Dukungan itu menjadikan BVD mitra CIA dalam berbagi informasi dan operasi intelijen. Contoh kerja sama CIA dan BVD adalah Proyek A yang ditujukan untuk menyadap telepon Kedutaan Besar Uni Soviet dan negara-negara Blok Komunis. "CIA menyediakan uang dan teknologi, sedangkan BVD melakukan operasi," tulis De Graaff dan Wiebes.

Baca juga: CIA Menyadap Angkatan Darat Indonesia

Penyadapan itu berhasil mengidentifikasi orang Belanda yang menghubungi Kedutaan Besar Uni Soviet. Sehingga, diplomat Uni Soviet, Pavel Petrov, yang mencoba merekrut informan Belanda, harus kembali ke Moskow pada 1953. Proyek A dilanjutkan dan pada 1957 menyebabkan pengusiran diplomat Uni Soviet, Vasily D. Drankov, dan tiga perwira dinas intelijen militer Uni Soviet (GRU).
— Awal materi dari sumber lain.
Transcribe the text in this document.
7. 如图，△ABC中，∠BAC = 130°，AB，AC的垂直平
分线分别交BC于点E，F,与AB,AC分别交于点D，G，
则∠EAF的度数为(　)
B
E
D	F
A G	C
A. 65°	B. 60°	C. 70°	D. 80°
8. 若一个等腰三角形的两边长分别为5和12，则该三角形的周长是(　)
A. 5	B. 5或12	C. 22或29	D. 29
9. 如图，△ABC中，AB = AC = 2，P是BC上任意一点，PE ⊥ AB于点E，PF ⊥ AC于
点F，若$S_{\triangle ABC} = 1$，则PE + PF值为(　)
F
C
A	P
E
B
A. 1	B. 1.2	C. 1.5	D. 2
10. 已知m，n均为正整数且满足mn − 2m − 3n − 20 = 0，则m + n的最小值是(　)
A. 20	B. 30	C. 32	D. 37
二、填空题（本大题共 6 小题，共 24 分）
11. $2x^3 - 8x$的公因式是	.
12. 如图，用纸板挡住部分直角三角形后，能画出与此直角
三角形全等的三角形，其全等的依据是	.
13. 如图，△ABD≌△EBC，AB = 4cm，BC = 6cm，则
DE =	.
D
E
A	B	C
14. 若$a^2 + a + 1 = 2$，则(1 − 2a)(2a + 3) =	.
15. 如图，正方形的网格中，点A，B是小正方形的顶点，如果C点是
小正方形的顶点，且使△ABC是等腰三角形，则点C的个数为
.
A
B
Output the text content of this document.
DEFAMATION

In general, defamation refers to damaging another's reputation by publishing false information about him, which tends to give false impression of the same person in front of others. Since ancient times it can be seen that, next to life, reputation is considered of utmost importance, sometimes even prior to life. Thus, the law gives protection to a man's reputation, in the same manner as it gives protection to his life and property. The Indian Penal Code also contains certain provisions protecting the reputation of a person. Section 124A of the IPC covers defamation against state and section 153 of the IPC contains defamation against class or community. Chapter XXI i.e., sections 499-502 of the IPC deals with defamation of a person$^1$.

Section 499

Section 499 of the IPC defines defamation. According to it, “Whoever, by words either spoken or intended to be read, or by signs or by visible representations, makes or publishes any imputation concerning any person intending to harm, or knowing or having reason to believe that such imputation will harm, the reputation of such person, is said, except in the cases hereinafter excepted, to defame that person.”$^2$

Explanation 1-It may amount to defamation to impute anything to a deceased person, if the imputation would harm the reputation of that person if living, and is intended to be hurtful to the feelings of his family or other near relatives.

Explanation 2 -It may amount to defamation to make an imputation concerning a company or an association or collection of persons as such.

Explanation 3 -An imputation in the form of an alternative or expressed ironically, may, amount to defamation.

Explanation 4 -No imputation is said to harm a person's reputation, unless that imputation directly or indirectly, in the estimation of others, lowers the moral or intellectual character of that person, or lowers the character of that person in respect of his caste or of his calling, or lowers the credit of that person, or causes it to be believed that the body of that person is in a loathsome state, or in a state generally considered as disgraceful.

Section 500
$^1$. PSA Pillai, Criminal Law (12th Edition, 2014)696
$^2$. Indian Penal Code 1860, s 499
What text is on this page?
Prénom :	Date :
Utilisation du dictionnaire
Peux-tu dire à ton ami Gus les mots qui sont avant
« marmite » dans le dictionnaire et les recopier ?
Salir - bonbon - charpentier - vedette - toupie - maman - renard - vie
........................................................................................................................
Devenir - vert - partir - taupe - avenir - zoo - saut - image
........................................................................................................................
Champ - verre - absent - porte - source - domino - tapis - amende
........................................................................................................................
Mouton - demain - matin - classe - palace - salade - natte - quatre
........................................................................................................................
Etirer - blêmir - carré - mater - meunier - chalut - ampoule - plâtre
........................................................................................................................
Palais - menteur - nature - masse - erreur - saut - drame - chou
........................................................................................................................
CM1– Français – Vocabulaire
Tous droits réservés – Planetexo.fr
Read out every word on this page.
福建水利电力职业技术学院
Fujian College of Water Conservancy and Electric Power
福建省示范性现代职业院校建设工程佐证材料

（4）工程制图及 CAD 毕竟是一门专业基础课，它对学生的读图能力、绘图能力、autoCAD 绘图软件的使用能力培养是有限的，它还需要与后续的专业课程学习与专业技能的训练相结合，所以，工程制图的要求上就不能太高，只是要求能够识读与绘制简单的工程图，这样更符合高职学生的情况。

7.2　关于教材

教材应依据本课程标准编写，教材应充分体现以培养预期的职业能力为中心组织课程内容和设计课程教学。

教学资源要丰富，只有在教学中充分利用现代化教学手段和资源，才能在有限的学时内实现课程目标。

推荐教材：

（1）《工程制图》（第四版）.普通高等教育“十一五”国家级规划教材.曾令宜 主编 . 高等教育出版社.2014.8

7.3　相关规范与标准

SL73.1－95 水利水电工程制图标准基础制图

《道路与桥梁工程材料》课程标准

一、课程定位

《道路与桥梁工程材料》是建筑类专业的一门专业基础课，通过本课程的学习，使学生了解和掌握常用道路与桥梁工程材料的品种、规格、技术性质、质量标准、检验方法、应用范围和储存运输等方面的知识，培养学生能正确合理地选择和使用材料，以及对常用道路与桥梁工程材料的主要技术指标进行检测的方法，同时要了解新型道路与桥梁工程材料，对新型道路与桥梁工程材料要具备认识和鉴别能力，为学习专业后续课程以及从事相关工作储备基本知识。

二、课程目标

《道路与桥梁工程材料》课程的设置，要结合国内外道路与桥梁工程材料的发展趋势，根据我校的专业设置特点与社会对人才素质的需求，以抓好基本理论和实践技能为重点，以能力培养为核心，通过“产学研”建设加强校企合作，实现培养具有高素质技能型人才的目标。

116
"Duta Besar Belanda J. van Roijen melaporkan dari Washington bahwa Direktur CIA Allen Dulles sangat puas dengan kualitas pekerjaan BVD di lapangan atau kontraintelijen di Proyek A, dan laporan bulanan BVD dianggap oleh CIA sebagai 'bernilai tinggi'," tulis De Graaff dan Wiebes.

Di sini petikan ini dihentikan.